Latency is a geographic problem first
Light travels through fibre at roughly two-thirds the speed of light in a vacuum. That physics sets a floor on latency that no network operator can engineer around: New York to London is at minimum about 35ms round-trip, and New York to Singapore is at minimum about 90ms. The practical question is not how to defeat physics but how to avoid adding unnecessary distance through routing detours.
A routing detour happens when your transit provider does not have a direct exchange peering with the destination network and has to hand your traffic to an upstream carrier, which then hands it to another, adding geography and hops. The more direct peering a transit provider has with networks in your target regions, the fewer detours your traffic takes.
Exchange presence geography, not just exchange count
A transit provider present at 30 internet exchanges in Western Europe and 2 in Asia is not a good choice for traffic destined for Tokyo or Singapore, even though its total exchange count looks impressive. When evaluating providers for low-latency requirements, ask where their exchange presence is concentrated, not just how many exchanges they use overall.
The major regional exchange clusters to ask about: North America (NYIIX, Equinix, DE-CIX New York), Western Europe (AMS-IX, DE-CIX Frankfurt, LINX London, DECIX Paris), Asia-Pacific (JPNAP, HKIX, SGIX), and Latin America (PTT Metro). A provider with dense presence in the cluster closest to your traffic destinations will deliver structurally better latency than one with global breadth but shallow regional presence.
What to ask about in SLA terms
Standard transit SLAs specify uptime and sometimes a global average latency threshold. Global averages are nearly useless for latency-sensitive applications because they smooth over the regional variance that matters. The clauses worth negotiating are:
- Round-trip latency between your handoff and named exchange points or regions, measured over five-minute samples
- Packet loss threshold (0.1 percent or lower is achievable; anything above 1 percent is a problem for real-time traffic)
- Jitter threshold (relevant for voice and video; often absent from standard contracts)
- MTTR for routing issues, distinct from physical circuit outages
Most carriers will negotiate these clauses if you ask. The willingness to commit to regional latency numbers is itself a signal about how well a provider understands its own network.
Testing before you sign
The only reliable test is a live trial from your actual handoff location to your actual destination networks. Ask every shortlisted provider for a 30-day trial circuit. Run automated traceroutes and round-trip measurements every five minutes to ten key destinations. Run the tests across all hours of the day including peak congestion periods; latency on a lightly loaded network looks identical to an optimally routed one.

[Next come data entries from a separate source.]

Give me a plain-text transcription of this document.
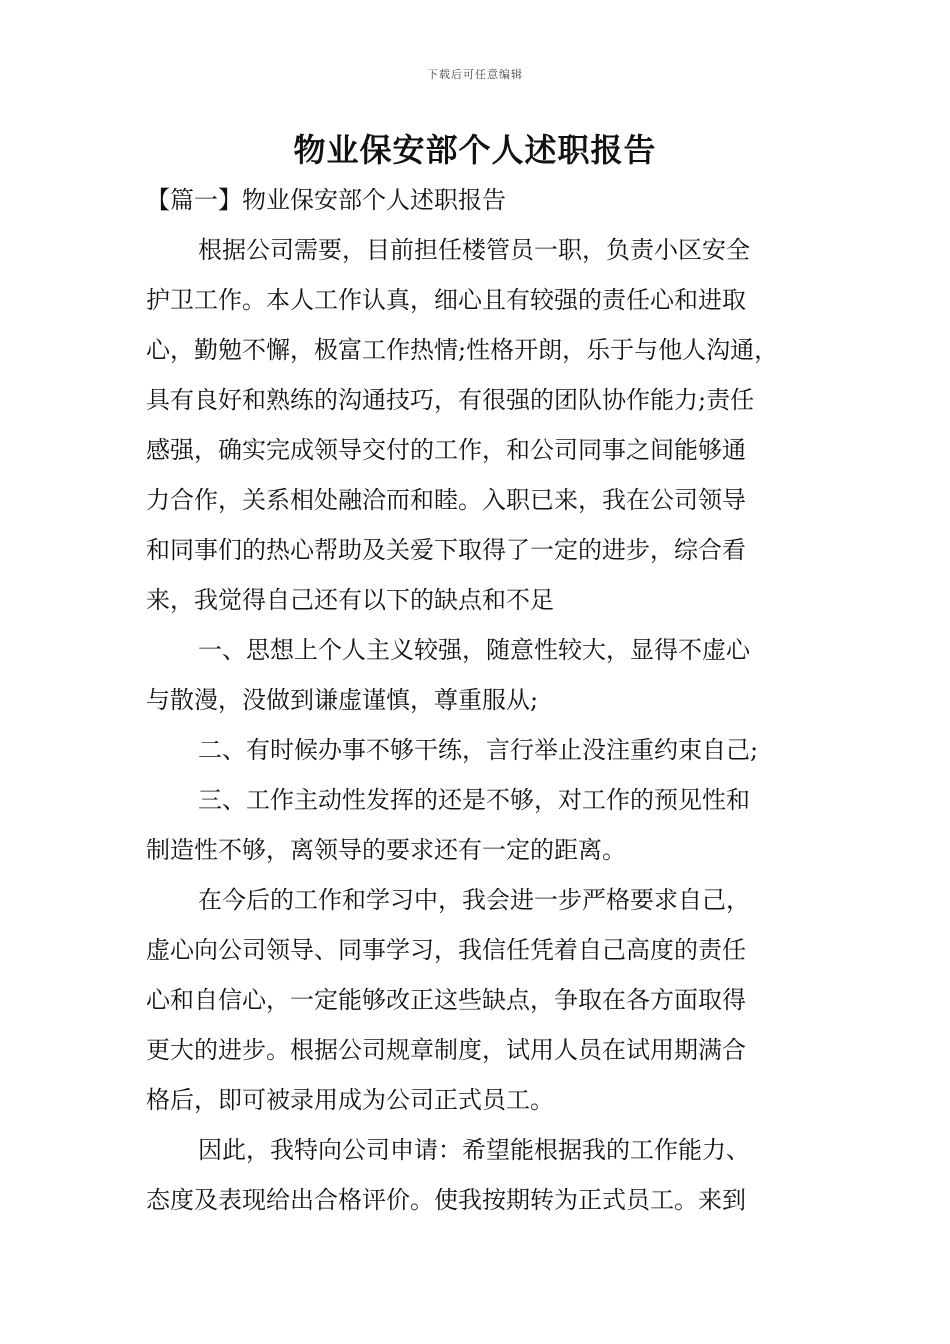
下载后可任意编辑
物业保安部个人述职报告
【篇一】物业保安部个人述职报告
根据公司需要，目前担任楼管员一职，负责小区安全
护卫工作。本人工作认真，细心且有较强的责任心和进取
心，勤勉不懈，极富工作热情;性格开朗，乐于与他人沟通，
具有良好和熟练的沟通技巧，有很强的团队协作能力;责任
感强，确实完成领导交付的工作，和公司同事之间能够通
力合作，关系相处融洽而和睦。入职已来，我在公司领导
和同事们的热心帮助及关爱下取得了一定的进步，综合看
来，我觉得自己还有以下的缺点和不足
一、思想上个人主义较强，随意性较大，显得不虚心
与散漫，没做到谦虚谨慎，尊重服从;
二、有时候办事不够干练，言行举止没注重约束自己;
三、工作主动性发挥的还是不够，对工作的预见性和
制造性不够，离领导的要求还有一定的距离。
在今后的工作和学习中，我会进一步严格要求自己，
虚心向公司领导、同事学习，我信任凭着自己高度的责任
心和自信心，一定能够改正这些缺点，争取在各方面取得
更大的进步。根据公司规章制度，试用人员在试用期满合
格后，即可被录用成为公司正式员工。
因此，我特向公司申请：希望能根据我的工作能力、
态度及表现给出合格评价。使我按期转为正式员工。来到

Compare hop counts between providers to the same destination. A lower hop count to a specific destination is a structural advantage that persists across load conditions. A provider that takes 14 hops to reach a Tokyo exchange will not catch up to a provider that takes 9 hops when congestion is low.
When to run two providers for latency, not just redundancy
For most buyers, dual transit is primarily about redundancy: one provider backs up the other during outages. For latency-sensitive workloads, dual transit can also be a performance strategy. If Provider A has shorter paths to North American destinations and Provider B has shorter paths to Asian destinations, BGP policy can route each traffic class to the provider with the better path. This requires a network team capable of managing BGP policy, but for real-time global applications the latency improvement can be significant.